= The Troubles in Keady =

Incidents in Keady, Northern Ireland, during the Troubles

The Troubles in Keady refers to incidents taking place in Keady, County Armagh, Northern Ireland during the Troubles.

Incidents in Keady during the Troubles resulting in one or more fatalities:

==1972==
- 21 January 1972 - Stentiford, Philip (18) British Army (BA), Killed by: Irish Republican Army (IRA) in land mine attack on British Army (BA) foot patrol, Derrynoose, near Keady, County Armagh.

==1973==
- 15 November 1973 - McVerry, Michael (23) Irish Republican Army (IRA), Killed by: Royal Ulster Constabulary (RUC) during a gun attack on Keady British Army (BA) / Royal Ulster Constabulary (RUC) base in Keady, County Armagh.

- 15 December 1973 - Ivan Johnson (34) ex-Royal Ulster Constabulary (RUC). Killed by Irish Republican Army (IRA) Found shot in Derrynoose, near Keady, County Armagh.

==1975==

- 31 August 1975 - Lance Corporal Joseph Reid (48) 2nd County Armagh Battalion, Ulster Defence Regiment. Shot while at home on his farm in Farnaloy, near Keady, County Armagh . He was also an Ulster Unionist Councillor.
- 10 November 1975 - Joseph Nesbitt (53) Ulster Defence Regiment (UDR), Killed by Irish Republican Army (IRA). Shot by sniper, while travelling in his car to Gough British Army (BA) base, Armagh, at Caramoyle, near Keady, County Armagh.

==1976==
- 16 August 1976 - Elizabeth McDonald (38) and Gerard McGleenan (22), both Catholic civilians, were killed in a car bomb explosion outside the Step Inn, Keady. Twenty-two others were wounded. It is believed that the Ulster Volunteer Force was responsible and the attack has been linked to the "Glenanne gang".
- 15 December 1976 - Bartender Pat McGeown (25) Catholic civilian is shot dead by the British Army at the Mockingbird Bar, Keady, County Armagh.

==1977==

- 18 October 1977 - John Anderson, (61) Protestant ex-Royal Ulster Constabulary (RUC), killed by Irish Republican Army (IRA) Shot while driving his car, Girvan’s Bridge, near Keady, County Armagh.

==1978==
- 19 August 1978 - Gilbert Johnston (25) ex-Ulster Defence Regiment (xUR), Killed by Irish Republican Army (IRA) Shot outside shop, Keady, County Armagh.

==1979==
- 9 June 1979 - Peadar McElvanna (24) Irish Republican Army (IRA), Killed by the British Army (BA) during gun battle between Irish Republican Army (IRA) and British Army (BA), Keady, County Armagh.
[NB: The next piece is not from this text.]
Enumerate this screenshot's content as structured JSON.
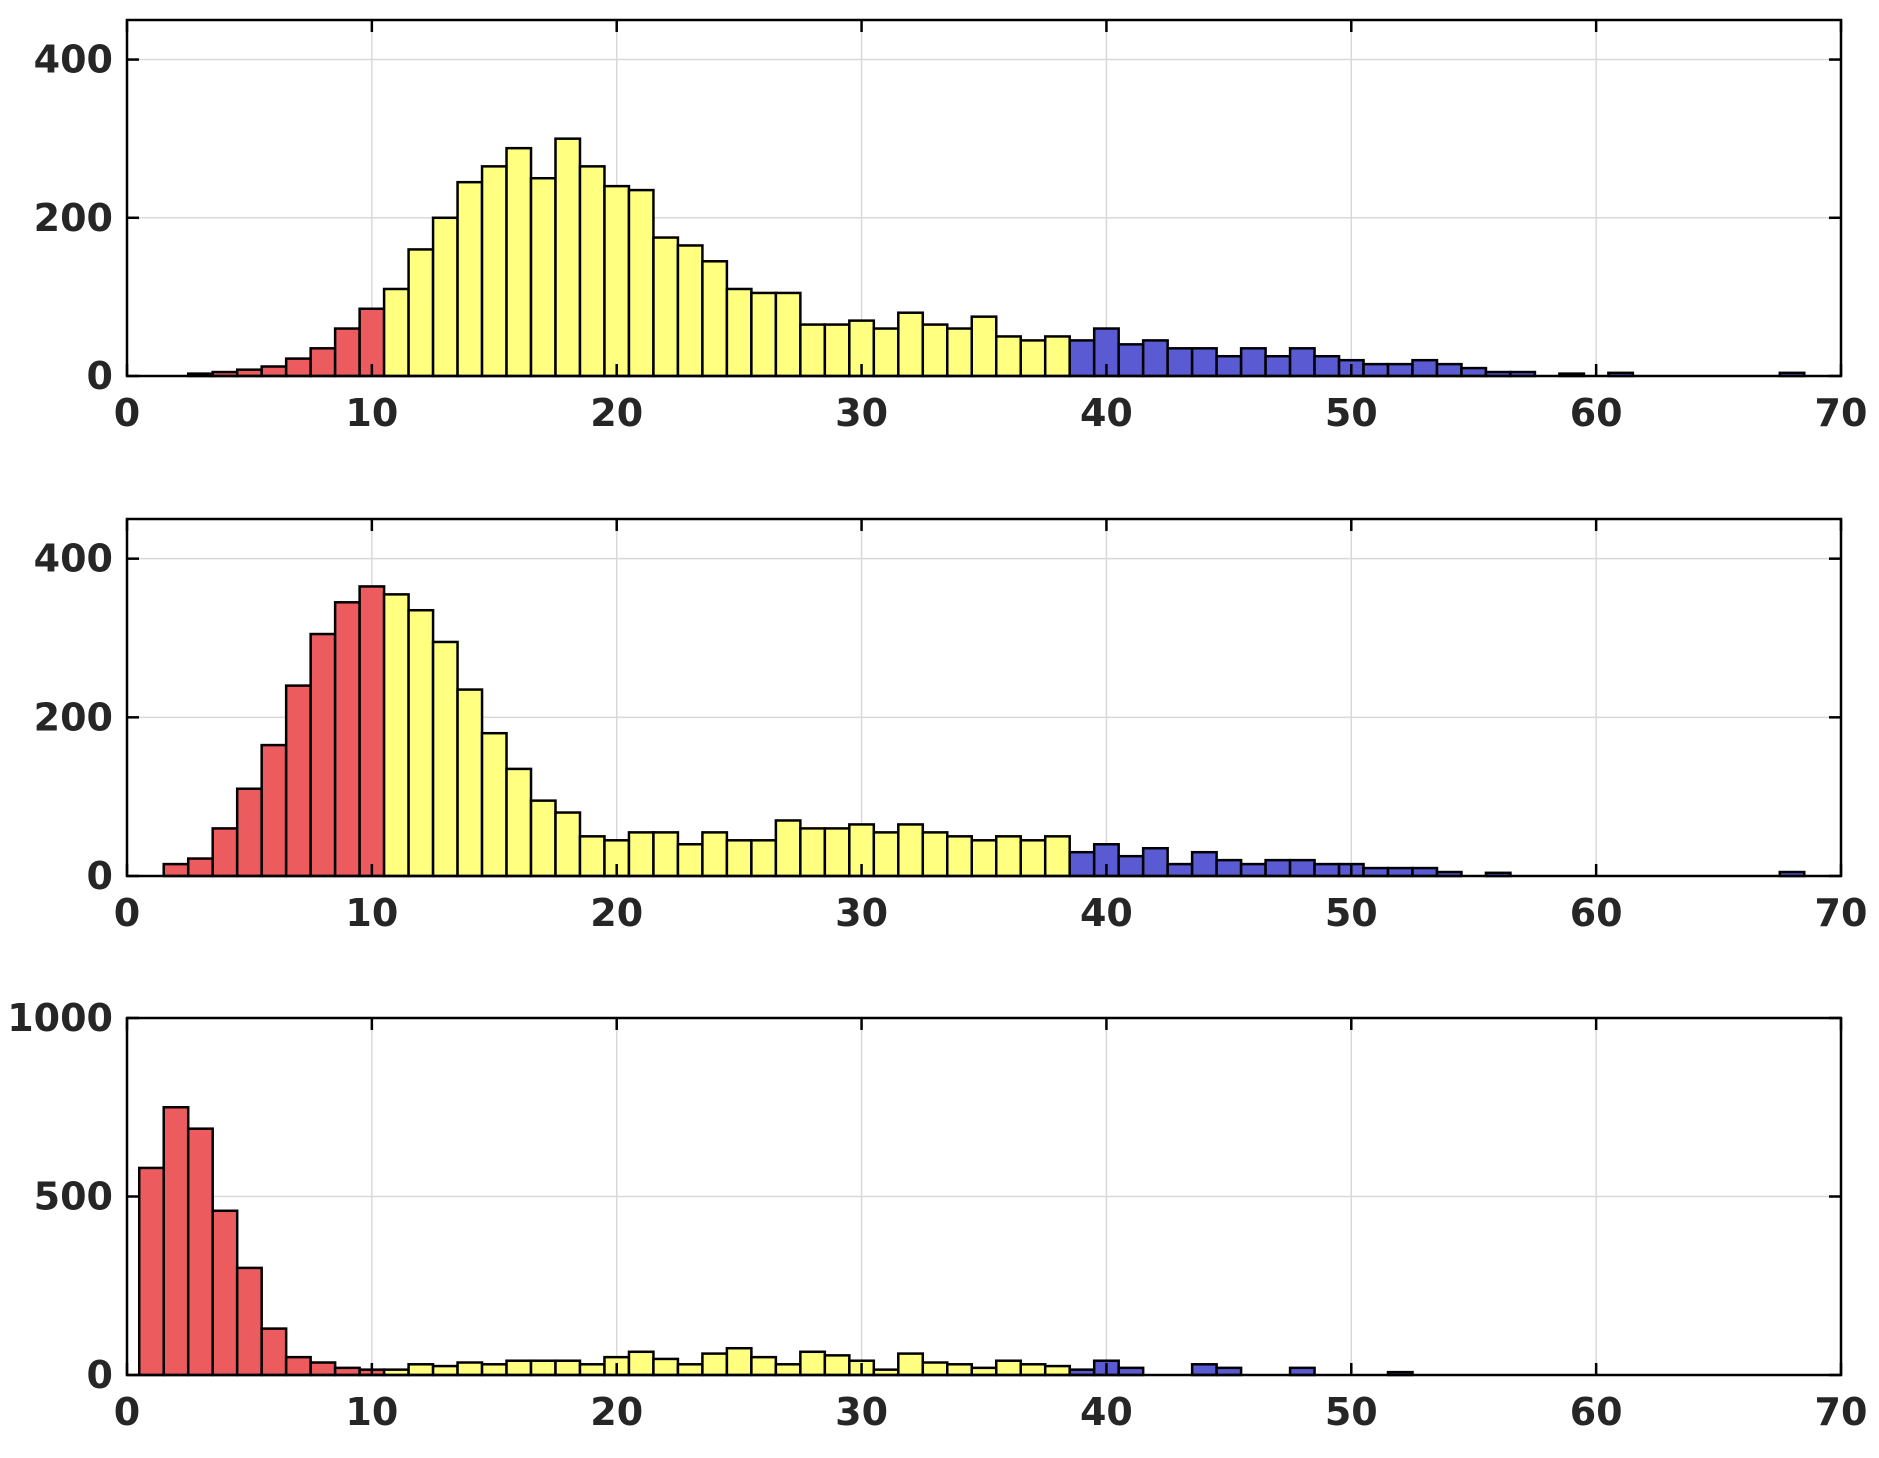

- 24 February 1979 - Martin McGuigan (16) and James Keenan (16) Catholic Civilians, Killed by Irish Republican Army (IRA). Killed by remote controlled bomb hidden in trailer, detonated when he walked past, Darkley, near Keady, County Armagh. Mistaken for British Army (BA) foot patrol.

==1980==

- 29 August 1980 - Frank McGrory died after inadvertently detonating a booby trap bomb which had been hidden in a hedgerow, at Carnagh, County Armagh, near Keady; it is believed to have been left there by the INLA for use against the security forces

==1983==
- 20 November 1983 - Harold Browne (59), Victor Cunningham (39) and David Wilson (44) where killed while attending a church service at Mountain Lodge Pentecostal Church, Darkley. The attackers were rogue members of the Irish National Liberation Army (INLA). They claimed responsibility using the cover name "Catholic Reaction Force",
- 13 April 1983 - Trevor Elliot (38) Protestant, British Army Territorial Army (TA), Killed by Irish Republican Army (IRA) Off duty. Shot at his shop, Keady, County Armagh

==1993==
- 8 March 1993 - Nigel McCollum (25), a Protestant civilian, was killed while working as a contractor at the British Army/RUC base during an IRA mortar attack.
- 2 December 1993 - Paul Garret (23), a member of the British army, was killed by a sniper while on foot patrol along Victoria Street.

==1994==
- 14 May 1994 - David Wilson (27), a member of the British Army, was killed by an IRA bomb attack on a permanent British army checkpoint.

==2005==
- Martin Conlon (35) Catholic ex-real Irish Republican Army Killed by Dissident Republican group. Abducted from a house outside Armagh before being shot three times and his body dumped at Farnaloy Road near Keady, South Armagh. [Police speculated that the killing had been carried out by dissident republicans with whom he was believed to be linked. On 10 November 2005 the CIRA issued a statement to deny any involvement with the killing.]